Claire Pauline Filleul est née, rue Saint Hilaire à Nogent-le-Rotrou le 18 mars 1822. Elle est décédée à Paris le 7 aout 1878.
Artiste peintre spécialiste de portrait et de natures mortes, elle est aussi l’auteure de récits de voyages et de contes pour enfants. A sa palette, elle ajoute la retranscription des légendes percheronnes qui l’ont émerveillée, enfant. Telle celle des exploits de Gargantua dans le Perche : « J’ai entendu conter vers 1870 cette histoire de Gargantua. J’étais bien jeune lorsque Mme Drouin, déjà âgée qui venait en journée chez mes parents la disait en répétant toujours presque textuellement les mêmes mots ». Qui n’étaient pas forcément ceux de Rabelais…
Gargantua, un gros bébé…
« A sa naissance, Gargantua était d’un poids si respectable qu’il fallut quatre géants pour le porter. Jamais on n’avait vu pareil enfant : sa tête était aussi grosse qu’un tonneau, ses fesses étaient comme des meulons de paille et son corps comme la tourelle d’un moulin à vent […] Douze nourrices géantes lui donnaient à téter, mais l’enfant mourait de faim et ne cessait le cri. Sa mère lui en redonna trois autres douzaines. Mais notre Gargantua était d’une si grande vie que ce supplément ne lui suffisait pas encore ; les pauvres nourrices n’avaient plus que la peau et les os et le nourrisson dépérissait chaque jour. – Qu’on lui fasse de la bouillie, dit son père, c’est un goulu insatiable que ce garçon-là ! ». Et il fut demandé de la farine à tous les moulins de l’Huisne et de la Sarthe.
Gargantua affamée, nourrice avalée !
Chaque matin les porteurs de mônée arrivaient avec leurs mulets chargés. Tous les domestiques n’étaient occupés qu’à préparer cette bouillie que l’on faisait cuire à grandes chaudronnées. Et on la lui faisait manger avec une pelle comme celles qu’on emploie pour remuer les pommes. Mais voilà qu’un jour les porteurs de mônée oublièrent d’apporter la farine. Gargantua jetait de beaux cris, et la première nourrice qui vint pour le faire téter, il s’élança dessus et l’avala tout brondi. On cherchait partout la pauvre nourrice ; mais on ne la trouvait point. Ce n’est que le lendemain matin qu’on eut de ses nouvelles et dans quel endroit, je vous le demande. Gargantua en s’éveillant s’était mis sur le pot et voilà qu’on entend barboter là-dedans ; on regarde avec une échelle. C’était cette pauvre nourrice qui nageait tout au fond. Vite on la repêcha ; on lui fit prendre un bain et changer de vêtements et on lui servit une bonne goutte pour lui remettre le cœur. Elle en avait grand besoin.
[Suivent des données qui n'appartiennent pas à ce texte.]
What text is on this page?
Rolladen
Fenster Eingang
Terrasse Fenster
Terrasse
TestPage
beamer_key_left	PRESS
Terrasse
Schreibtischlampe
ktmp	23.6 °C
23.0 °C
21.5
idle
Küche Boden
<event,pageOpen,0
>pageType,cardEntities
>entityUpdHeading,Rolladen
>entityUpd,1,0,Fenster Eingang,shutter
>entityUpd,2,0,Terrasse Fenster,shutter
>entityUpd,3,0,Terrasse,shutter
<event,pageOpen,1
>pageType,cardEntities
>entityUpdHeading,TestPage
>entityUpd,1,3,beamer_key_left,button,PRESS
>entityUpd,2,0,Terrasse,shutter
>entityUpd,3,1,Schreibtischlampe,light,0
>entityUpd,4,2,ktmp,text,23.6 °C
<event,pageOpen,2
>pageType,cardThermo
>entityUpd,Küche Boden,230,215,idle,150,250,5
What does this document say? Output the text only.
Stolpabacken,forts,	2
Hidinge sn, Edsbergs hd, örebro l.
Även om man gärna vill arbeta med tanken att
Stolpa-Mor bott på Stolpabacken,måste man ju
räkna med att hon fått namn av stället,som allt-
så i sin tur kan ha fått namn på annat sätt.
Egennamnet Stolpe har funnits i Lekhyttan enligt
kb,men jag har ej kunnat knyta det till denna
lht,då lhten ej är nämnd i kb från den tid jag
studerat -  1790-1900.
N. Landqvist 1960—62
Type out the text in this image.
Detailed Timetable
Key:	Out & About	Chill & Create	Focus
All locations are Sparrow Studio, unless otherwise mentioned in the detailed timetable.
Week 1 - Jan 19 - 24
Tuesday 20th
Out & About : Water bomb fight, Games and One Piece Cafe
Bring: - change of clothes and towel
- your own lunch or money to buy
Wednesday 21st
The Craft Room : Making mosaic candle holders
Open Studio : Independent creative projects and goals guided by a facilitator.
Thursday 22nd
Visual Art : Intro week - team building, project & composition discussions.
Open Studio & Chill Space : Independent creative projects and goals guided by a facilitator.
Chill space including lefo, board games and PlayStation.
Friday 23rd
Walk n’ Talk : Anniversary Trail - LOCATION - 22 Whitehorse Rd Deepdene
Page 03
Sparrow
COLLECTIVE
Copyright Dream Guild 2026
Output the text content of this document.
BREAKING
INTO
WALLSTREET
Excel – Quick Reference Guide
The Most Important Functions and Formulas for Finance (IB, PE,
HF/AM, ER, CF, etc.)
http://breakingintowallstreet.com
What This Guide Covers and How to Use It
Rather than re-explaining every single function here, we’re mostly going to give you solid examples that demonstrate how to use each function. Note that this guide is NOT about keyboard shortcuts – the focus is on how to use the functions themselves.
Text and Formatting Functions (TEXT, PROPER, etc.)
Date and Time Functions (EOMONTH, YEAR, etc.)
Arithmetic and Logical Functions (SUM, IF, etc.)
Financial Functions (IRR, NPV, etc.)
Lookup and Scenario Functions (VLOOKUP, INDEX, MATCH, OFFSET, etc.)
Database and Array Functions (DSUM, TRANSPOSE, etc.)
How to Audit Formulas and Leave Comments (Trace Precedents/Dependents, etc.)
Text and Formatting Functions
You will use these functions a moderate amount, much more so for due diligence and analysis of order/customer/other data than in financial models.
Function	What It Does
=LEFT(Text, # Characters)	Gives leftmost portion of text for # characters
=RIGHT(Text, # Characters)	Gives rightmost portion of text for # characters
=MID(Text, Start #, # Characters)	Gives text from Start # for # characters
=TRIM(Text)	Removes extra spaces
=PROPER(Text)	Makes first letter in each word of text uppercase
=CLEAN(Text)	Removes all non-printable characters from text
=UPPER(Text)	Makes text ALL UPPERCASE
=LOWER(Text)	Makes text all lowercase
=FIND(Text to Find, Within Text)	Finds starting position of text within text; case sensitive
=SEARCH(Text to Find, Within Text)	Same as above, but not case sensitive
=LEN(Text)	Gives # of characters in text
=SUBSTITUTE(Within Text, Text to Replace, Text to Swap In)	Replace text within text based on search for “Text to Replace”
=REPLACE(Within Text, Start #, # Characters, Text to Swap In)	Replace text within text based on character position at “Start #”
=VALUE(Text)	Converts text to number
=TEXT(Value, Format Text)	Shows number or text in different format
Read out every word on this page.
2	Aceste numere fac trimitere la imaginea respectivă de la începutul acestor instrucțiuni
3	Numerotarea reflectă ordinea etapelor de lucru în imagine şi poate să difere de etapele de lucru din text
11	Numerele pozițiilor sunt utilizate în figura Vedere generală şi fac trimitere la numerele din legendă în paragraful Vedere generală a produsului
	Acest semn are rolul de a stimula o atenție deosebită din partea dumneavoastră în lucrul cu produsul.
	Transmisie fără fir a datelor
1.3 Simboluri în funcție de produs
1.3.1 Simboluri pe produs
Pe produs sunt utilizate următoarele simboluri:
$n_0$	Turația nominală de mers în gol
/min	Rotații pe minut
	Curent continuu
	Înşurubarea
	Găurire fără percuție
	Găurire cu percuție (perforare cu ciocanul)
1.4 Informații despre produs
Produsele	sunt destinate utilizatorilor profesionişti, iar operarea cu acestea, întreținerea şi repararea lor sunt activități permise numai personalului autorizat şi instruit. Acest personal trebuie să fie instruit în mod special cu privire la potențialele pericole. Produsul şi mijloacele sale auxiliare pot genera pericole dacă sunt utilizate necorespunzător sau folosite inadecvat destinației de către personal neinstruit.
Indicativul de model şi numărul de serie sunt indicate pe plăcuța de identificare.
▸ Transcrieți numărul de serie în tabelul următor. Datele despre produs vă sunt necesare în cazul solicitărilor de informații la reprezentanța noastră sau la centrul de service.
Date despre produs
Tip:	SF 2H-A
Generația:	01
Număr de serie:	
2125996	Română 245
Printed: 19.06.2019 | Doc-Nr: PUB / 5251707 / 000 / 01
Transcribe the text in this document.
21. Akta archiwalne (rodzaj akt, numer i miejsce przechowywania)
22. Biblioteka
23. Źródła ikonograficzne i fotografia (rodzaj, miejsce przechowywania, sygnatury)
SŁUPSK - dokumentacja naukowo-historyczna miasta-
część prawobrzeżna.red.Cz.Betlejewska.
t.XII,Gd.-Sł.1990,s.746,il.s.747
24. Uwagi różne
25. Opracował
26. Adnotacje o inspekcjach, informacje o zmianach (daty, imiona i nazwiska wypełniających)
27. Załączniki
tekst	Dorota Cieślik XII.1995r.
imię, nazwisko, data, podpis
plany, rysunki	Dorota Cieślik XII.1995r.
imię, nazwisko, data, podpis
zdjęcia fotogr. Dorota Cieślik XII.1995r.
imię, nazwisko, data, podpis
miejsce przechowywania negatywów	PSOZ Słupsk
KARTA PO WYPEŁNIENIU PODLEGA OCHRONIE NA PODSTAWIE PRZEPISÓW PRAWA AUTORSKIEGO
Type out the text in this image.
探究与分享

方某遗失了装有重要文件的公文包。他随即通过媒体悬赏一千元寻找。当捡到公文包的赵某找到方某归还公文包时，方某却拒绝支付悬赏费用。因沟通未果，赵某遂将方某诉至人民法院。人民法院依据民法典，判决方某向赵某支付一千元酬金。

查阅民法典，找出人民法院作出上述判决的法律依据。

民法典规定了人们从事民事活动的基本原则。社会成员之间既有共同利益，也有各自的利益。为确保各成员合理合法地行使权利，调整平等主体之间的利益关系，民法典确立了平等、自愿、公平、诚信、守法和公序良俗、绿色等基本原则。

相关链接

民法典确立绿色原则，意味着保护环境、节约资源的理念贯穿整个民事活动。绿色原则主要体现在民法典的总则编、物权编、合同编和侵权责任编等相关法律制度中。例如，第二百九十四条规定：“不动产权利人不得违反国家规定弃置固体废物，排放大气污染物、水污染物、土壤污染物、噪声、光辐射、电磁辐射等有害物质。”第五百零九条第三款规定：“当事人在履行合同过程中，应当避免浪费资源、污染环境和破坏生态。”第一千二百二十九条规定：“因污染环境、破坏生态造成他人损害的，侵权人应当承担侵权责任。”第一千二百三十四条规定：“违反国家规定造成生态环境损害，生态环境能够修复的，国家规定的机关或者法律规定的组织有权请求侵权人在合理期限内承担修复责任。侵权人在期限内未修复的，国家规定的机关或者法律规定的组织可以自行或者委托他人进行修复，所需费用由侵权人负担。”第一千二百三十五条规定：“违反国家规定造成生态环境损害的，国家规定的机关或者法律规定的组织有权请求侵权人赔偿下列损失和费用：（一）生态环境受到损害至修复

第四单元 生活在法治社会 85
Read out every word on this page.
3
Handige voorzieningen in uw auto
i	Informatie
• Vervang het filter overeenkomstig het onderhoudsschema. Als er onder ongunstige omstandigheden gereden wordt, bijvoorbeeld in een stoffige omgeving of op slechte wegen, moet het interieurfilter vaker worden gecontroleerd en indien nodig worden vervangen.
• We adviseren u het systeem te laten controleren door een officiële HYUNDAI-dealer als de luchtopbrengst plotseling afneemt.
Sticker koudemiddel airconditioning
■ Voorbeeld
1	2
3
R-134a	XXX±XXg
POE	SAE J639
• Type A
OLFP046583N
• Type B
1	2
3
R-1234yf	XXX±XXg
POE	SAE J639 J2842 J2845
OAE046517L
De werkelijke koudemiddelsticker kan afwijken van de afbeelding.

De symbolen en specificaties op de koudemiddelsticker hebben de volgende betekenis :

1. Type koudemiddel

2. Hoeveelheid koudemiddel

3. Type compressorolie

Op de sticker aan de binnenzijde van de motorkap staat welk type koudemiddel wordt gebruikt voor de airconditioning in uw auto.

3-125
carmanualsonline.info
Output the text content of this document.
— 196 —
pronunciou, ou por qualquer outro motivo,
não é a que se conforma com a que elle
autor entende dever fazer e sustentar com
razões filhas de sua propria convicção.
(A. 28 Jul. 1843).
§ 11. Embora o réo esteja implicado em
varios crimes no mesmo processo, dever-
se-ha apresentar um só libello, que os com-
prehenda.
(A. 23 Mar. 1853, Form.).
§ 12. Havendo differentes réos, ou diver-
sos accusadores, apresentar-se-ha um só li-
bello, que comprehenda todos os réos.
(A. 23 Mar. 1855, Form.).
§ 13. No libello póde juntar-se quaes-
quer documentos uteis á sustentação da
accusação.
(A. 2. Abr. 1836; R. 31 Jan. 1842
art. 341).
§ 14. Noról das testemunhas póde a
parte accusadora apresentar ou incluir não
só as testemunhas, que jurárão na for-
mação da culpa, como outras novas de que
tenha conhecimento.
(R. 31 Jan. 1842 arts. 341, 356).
Gargantua en robe : tissus de Beauce et du Perche
Gargantua parla au bout d’un an et douze jours ; il avait commencé à démarcher à dix mois ; on résolut alors de le mettre en robe. Pour lui faire cette robe, il ne fallut pas moins d’une charretée complète de draps qu’avaient fourni tous les marchands de Chartres. Mais tout cela ne suffisait pas, il fallut en prendre chez ceux de Mortagne et de Nogent. Quarante-six couturières furent employées pendant deux semaines.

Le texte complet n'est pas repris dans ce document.